2. Ransomware. Malware que criptografa dados da empresa e exige resgate em criptomoeda. Vetor mais comum: anexo malicioso em e-mail; software pirateado; vulnerabilidade em sistema desatualizado. Resgate típico: US$ 5–80 mil. Custo total (resgate + downtime + recuperação): tipicamente 5–10x o valor do resgate.

3. Comprometimento de credenciais (account takeover).
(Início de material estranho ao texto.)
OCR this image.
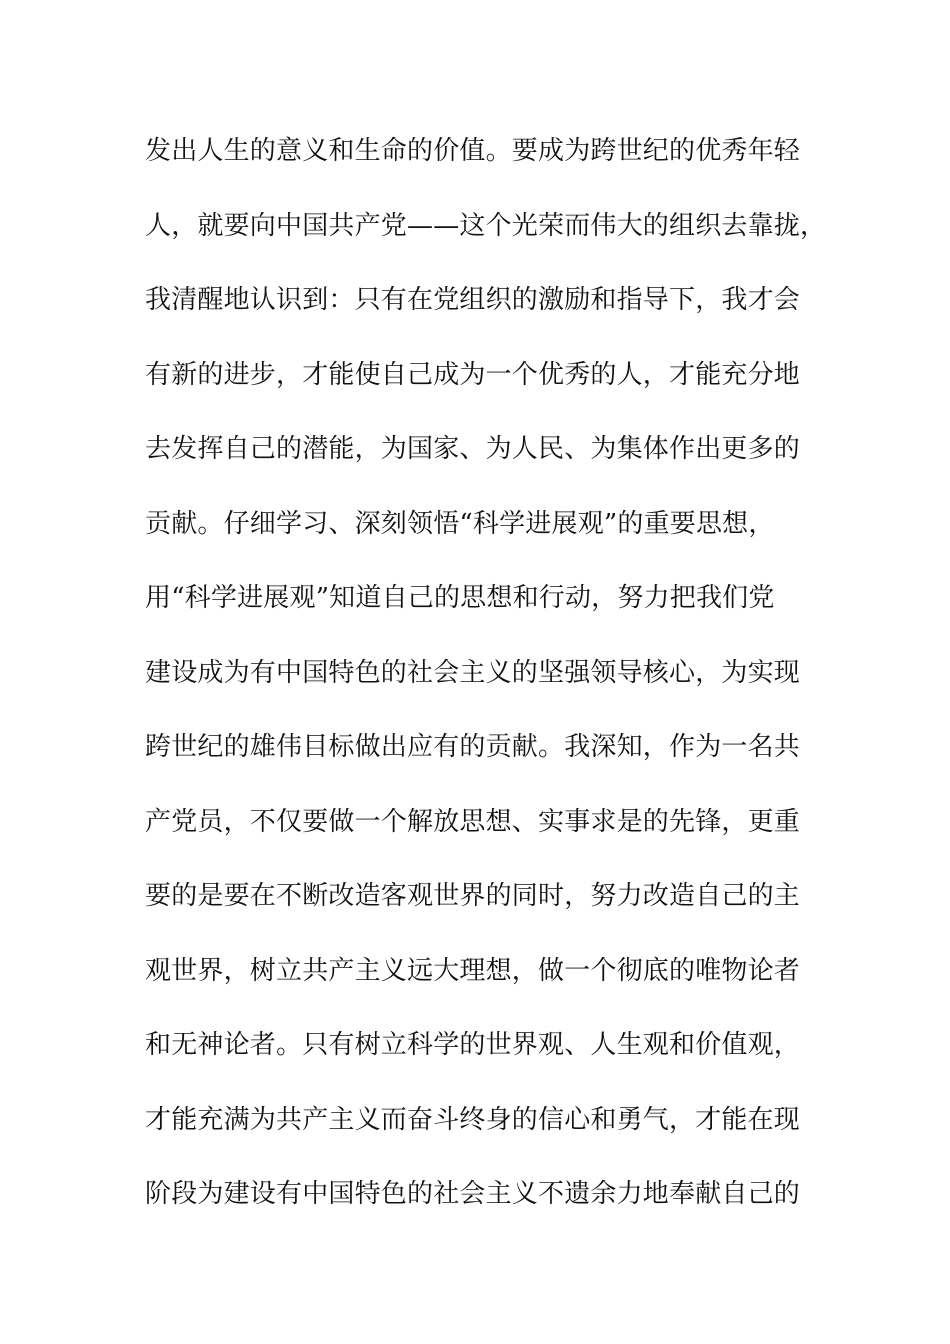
发出人生的意义和生命的价值。要成为跨世纪的优秀年轻
人，就要向中国共产党——这个光荣而伟大的组织去靠拢，
我清醒地认识到：只有在党组织的激励和指导下，我才会
有新的进步，才能使自己成为一个优秀的人，才能充分地
去发挥自己的潜能，为国家、为人民、为集体作出更多的
贡献。仔细学习、深刻领悟“科学进展观”的重要思想，
用“科学进展观”知道自己的思想和行动，努力把我们党
建设成为有中国特色的社会主义的坚强领导核心，为实现
跨世纪的雄伟目标做出应有的贡献。我深知，作为一名共
产党员，不仅要做一个解放思想、实事求是的先锋，更重
要的是要在不断改造客观世界的同时，努力改造自己的主
观世界，树立共产主义远大理想，做一个彻底的唯物论者
和无神论者。只有树立科学的世界观、人生观和价值观，
才能充满为共产主义而奋斗终身的信心和勇气，才能在现
阶段为建设有中国特色的社会主义不遗余力地奉献自己的
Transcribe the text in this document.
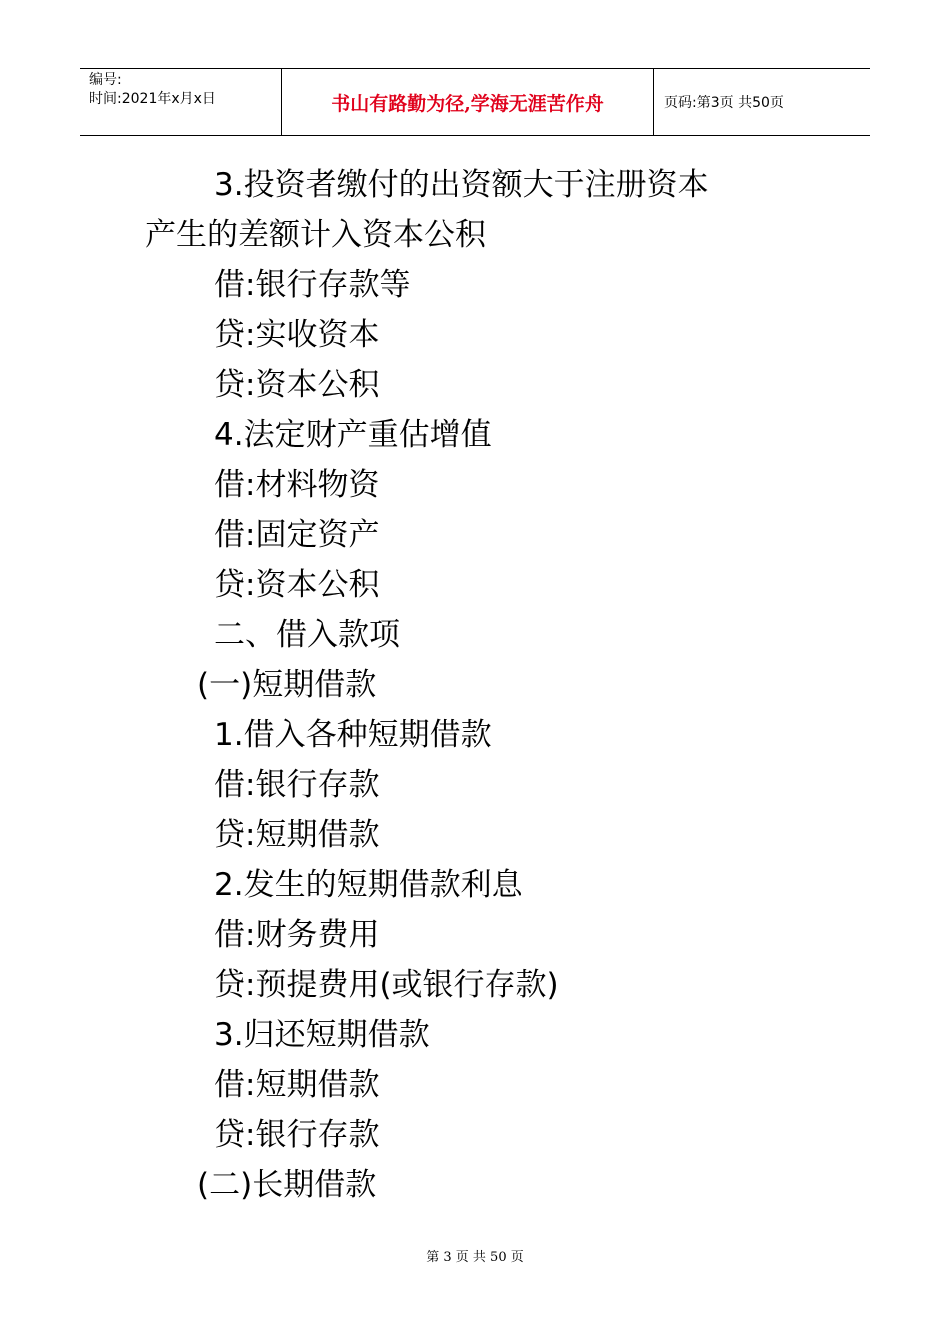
编号:
时间:2021年x月x日	书山有路勤为径,学海无涯苦作舟	页码:第3页 共50页
3.投资者缴付的出资额大于注册资本
产生的差额计入资本公积
借:银行存款等
贷:实收资本
贷:资本公积
4.法定财产重估增值
借:材料物资
借:固定资产
贷:资本公积
二、借入款项
(一)短期借款
1.借入各种短期借款
借:银行存款
贷:短期借款
2.发生的短期借款利息
借:财务费用
贷:预提费用(或银行存款)
3.归还短期借款
借:短期借款
贷:银行存款
(二)长期借款
第 3 页 共 50 页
Senha vazada de funcionário (em data breach de outro serviço) usada para acessar e-mail corporativo, ERP, banco. Sem MFA (autenticação de múltiplos fatores), atacante opera silenciosamente por semanas.

4. Roubo de dados de cliente. Acesso não autorizado a base de dados (CRM, ERP) com extração de dados de clientes. Gera obrigação LGPD de notificação à ANPD em 48h, sanções regulatórias e perda reputacional.

5. Ataques a fornecedor (supply chain). Comprometimento de fornecedor de software ou serviço usado pela empresa. PME absorve impacto sem ter sido alvo direto.

As defesas com melhor relação custo-benefício para PME

1. Autenticação de múltiplos fatores (MFA) em todos os acessos. Custo: zero a R$ 30/usuário/mês. Reduz risco de comprometimento de credencial em 90%+.

2. Backup automatizado e testado. Backup em cloud com versionamento, retido por 30+ dias, testado mensalmente. Custo: R$ 200–1.500/mês para PME. Defesa direta contra ransomware.

3. Treinamento periódico de funcionários. Capacitação trimestral em identificação de phishing, política de senhas, procedimento em caso de incidente. Custo: R$ 1–4 mil/ano para programa contínuo. Reduz risco de phishing em 60–80%.

4. Atualização sistemática de software. Sistema operacional, antivírus, ERP, plugins. Patches de segurança aplicados em 30 dias após release. Sem custo direto; exige disciplina.

5. Processo formal de pagamento. Verificação dupla (telefone para fornecedor) antes de transferências acima de R$ 20 mil. Mudança de dados bancários de fornecedor exige confirmação por canal alternativo. Custo: zero; previne a maior parte dos ataques BEC.

6. Política mínima de acesso. Cada funcionário acessa só o que precisa para sua função. Funcionário que sai tem acesso revogado em 24h.

Orçamento mínimo viável de cibersegurança

Para PME com 20–100 funcionários, orçamento mínimo viável anual:

MFA em todos os acessos: R$ 0–15 mil/ano.

Backup cloud automatizado e testado: R$ 5–20 mil/ano.

Antivírus corporativo (Bitdefender, Sophos, ESET): R$ 8–25 mil/ano.

Treinamento de funcionários: R$ 4–12 mil/ano.

Auditoria de segurança anual: R$ 8–25 mil.

Total: R$ 25–95 mil/ano. Investimento que tipicamente custa menos do que um único incidente médio.

Os erros mais comuns em segurança de PME

Achar que “ninguém vai me atacar”. PMEs são alvo justamente por serem percebidas como pouco protegidas.

Confiar só no antivírus. Antivírus protege contra parte das ameaças; não cobre BEC ou comprometimento de credenciais.

Não treinar funcionários. Tecnologia sozinha não protege contra phishing direcionado.

Backup sem teste. Backup que nunca foi testado tipicamente falha quando necessário.

Postergar update por medo de “quebrar sistema”. Vulnerabilidades não corrigidas viram porta aberta.

Conclusão: cibersegurança para PME é investimento mínimo de proteção

Em 2026, ignorar cibersegurança em PME brasileira é apostar contra estatística desfavorável. Empresários que investirem o mínimo viável (R$ 25–95 mil/ano) em MFA, backup, treinamento, antivírus, auditoria e processo de pagamento vão proteger empresa contra a maioria dos ataques que estão pegando concorrentes. Os que continuarem com proteção informal vão integrar a estatística silenciosa: PMEs descobrindo tarde demais que prevenção custaria fração do incidente.